Being a National level football player, it was one such day when he got home, exhausted and weary, asking his mother for his staple evening snack. “I don’t think the dish has a name. It had a banana, sprinkled with sugar, and fried between two pieces of bread. Let’s call it my mothers banana sandwich,” laughs Roshan.
“I had once found a strand of her hair in the sandwich. I also saw my mother with a black scarf, covering her head. When I asked her to remove it, I was astounded to see her bald. I knew then that she was ailing,” narrates the artiste, who was 15 years old back then.
He vividly remembers his mother’s agony having one breast removed, the other blackened, and her conversations with his father.
“I would hate seeing my relatives and neighbours come home and see my mother so vulnerable. She used to ask me to sleep beside her at night, but I would not go close to her. She had also asked my father to remarry as she believed her days were numbered,” recounts Roshan, whose father stayed alongside his mother till her last.
The story also touches upon his specially-abled younger brother who suffers from Delayed Milestone and his tender mind running around-playing while his mother lay dead before her final rites.
“I am dedicating this performance to my late mother, a day before my birthday. I want people to know how much it can mean to somebody if you care for them when they are still around. It is also with a hope that I get to move on to the next phase of my life after sharing this part of my reality,” adds Roshan.
The story which the 26-year-old AR caller delineates, has a lot to do with his reality, and little to his young visionary mind, which still seeks out answers to his father’s past.
‘What did my father do during his 28 days in custody’? Is a question that Pravin has, right from when he was 12. His mother passing away at a young age made him depend on his father and his aunt, who told him very little about his father.
“He was a financier who at the time was in huge debt. Seeing cops swamp my home when I was in class six was frightening,” elucidates Pravin, who is also a theatre artiste at Theatrekaran.
He had witnessed his father’s extreme helplessness. Feeble himself, he was admitted to a hostel, far from his house, which was home, no more. “I would see him rushing to hide in places around our house- in our mango and coconut farms whenever there was a ring at the door,” the artiste adds.

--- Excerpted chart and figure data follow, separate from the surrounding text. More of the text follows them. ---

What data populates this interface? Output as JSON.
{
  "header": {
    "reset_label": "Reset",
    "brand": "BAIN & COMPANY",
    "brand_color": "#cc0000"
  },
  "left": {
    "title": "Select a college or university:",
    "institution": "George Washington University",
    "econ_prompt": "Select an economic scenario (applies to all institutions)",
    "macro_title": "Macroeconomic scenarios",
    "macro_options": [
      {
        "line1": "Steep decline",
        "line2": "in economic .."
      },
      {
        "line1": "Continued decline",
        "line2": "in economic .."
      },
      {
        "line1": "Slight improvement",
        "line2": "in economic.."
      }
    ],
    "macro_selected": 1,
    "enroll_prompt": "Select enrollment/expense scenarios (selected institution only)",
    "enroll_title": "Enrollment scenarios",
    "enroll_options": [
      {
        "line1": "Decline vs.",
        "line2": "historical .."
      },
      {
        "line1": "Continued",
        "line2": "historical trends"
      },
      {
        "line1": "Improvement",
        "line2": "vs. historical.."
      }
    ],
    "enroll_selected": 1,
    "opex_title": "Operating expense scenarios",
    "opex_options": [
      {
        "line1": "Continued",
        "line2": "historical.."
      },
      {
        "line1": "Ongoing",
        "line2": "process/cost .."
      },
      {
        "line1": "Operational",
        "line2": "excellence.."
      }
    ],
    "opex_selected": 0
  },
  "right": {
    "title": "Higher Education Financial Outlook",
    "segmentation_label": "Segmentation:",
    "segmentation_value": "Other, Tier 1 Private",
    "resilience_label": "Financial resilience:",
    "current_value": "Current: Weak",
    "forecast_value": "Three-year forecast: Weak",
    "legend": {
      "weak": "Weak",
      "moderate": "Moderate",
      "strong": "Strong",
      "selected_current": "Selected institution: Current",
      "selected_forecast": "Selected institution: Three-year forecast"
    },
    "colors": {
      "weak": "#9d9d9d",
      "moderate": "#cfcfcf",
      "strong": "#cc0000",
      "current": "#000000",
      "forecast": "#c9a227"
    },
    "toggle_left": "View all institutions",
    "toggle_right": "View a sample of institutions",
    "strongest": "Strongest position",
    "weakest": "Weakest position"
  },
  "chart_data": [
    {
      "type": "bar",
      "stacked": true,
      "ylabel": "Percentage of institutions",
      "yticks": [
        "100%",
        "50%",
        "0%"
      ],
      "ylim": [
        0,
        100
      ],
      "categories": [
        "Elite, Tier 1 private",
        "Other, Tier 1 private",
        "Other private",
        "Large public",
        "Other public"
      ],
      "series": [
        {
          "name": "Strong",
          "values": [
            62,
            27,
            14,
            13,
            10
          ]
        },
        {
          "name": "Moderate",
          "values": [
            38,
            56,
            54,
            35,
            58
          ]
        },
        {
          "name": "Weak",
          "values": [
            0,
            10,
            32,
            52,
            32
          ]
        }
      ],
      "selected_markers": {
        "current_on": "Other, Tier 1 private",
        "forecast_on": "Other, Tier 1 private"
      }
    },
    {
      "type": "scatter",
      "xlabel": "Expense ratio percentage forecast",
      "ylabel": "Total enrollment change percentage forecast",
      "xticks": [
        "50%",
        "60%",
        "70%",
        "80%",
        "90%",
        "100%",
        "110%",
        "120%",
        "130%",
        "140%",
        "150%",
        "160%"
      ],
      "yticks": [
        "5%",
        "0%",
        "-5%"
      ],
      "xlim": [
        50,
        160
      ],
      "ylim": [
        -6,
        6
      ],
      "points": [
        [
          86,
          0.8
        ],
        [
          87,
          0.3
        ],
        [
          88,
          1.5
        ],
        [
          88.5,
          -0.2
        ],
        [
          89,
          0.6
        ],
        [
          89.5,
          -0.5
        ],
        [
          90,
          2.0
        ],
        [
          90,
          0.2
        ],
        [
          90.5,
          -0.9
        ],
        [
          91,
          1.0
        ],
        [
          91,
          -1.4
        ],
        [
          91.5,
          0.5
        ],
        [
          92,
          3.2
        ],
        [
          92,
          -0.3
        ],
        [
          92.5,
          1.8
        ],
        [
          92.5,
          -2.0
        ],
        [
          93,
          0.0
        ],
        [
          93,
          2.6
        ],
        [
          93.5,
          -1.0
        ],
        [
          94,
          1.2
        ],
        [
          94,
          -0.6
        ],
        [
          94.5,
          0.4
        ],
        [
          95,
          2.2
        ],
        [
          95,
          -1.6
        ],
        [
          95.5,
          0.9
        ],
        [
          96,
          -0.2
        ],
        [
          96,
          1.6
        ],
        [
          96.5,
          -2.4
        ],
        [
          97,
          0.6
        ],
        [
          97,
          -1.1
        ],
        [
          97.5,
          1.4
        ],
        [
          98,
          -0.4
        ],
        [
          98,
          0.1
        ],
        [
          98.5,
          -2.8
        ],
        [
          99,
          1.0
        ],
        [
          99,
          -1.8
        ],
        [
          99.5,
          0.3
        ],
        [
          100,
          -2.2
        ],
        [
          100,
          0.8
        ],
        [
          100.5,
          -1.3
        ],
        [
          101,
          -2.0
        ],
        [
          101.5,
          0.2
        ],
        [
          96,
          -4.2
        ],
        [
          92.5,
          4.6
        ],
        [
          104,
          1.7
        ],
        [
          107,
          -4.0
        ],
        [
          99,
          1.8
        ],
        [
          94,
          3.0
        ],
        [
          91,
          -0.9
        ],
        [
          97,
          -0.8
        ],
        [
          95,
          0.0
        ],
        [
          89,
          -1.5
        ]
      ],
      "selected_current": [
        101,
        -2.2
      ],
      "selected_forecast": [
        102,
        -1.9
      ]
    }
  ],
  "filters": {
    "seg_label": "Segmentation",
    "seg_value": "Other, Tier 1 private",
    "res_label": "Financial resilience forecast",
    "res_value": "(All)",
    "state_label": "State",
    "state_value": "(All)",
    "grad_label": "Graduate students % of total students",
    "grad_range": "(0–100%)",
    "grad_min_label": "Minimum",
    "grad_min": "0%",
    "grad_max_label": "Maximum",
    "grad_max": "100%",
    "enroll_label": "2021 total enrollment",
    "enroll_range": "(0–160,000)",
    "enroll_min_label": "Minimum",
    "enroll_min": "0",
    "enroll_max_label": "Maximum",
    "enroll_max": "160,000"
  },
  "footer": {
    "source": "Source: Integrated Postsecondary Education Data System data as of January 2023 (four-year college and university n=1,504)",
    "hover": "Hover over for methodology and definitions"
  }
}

Twiddling his thumb, awaiting for his father to take him back home, with plans for his summer break, Pravin was left alone where he learned about his father’s arrest by the ‘bad guys’ in uniform, which was what his childlike mind could perceive.
“After one and half years of hiding, my father finally surrendered and was kept in custody for 28 days. As his son, I am still inquisitive to know what happened to his work which got him in the situation of debt and how he managed to hide for a long time,” explains Pravin.

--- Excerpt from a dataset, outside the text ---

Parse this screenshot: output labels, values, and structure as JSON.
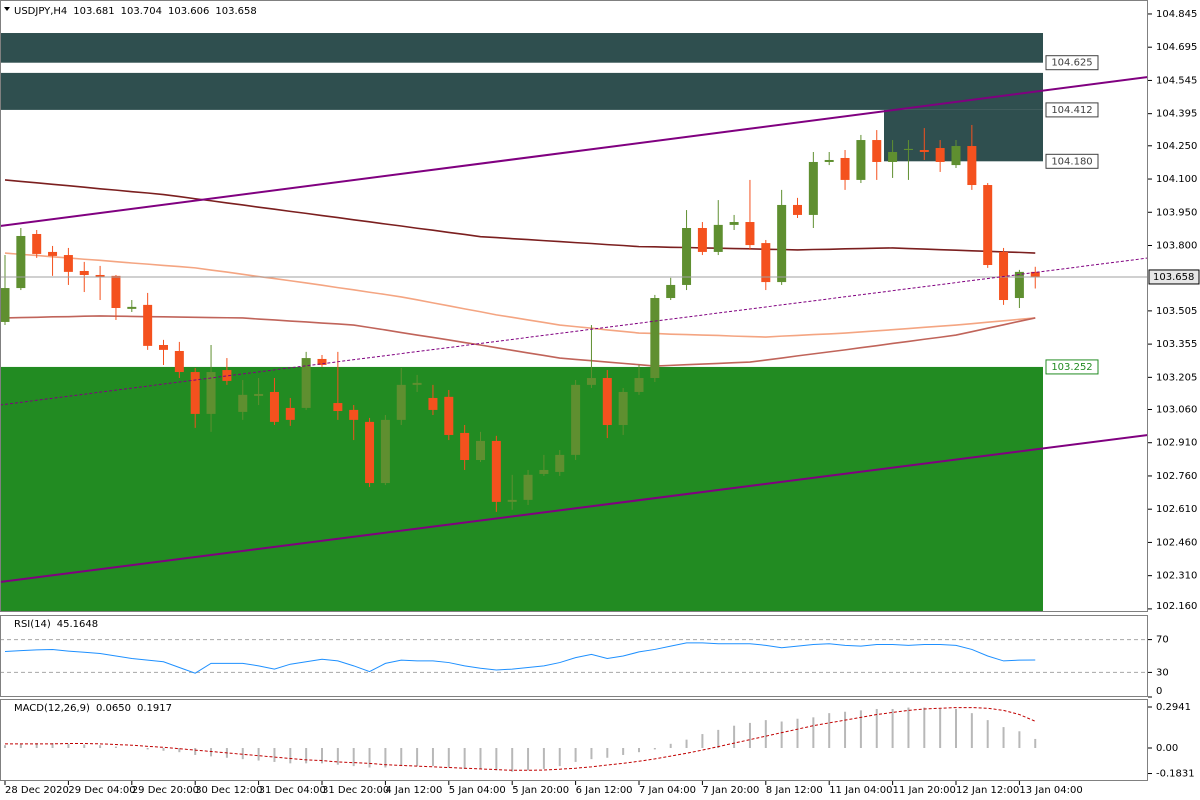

The story of his father is something which the theatre artiste wants people to know. “In this story, I am a kid who narrates the glimpses of his father’s world, a kid who now sees his father in a new light. It is also about a father’s warmth, and his attempts to keep his son safe, through his hardships.
Pravin’s story will end with a reckoning dubiety of whether his curiosity to know his father’s life will ever be fulfilled or is there more for him to explore.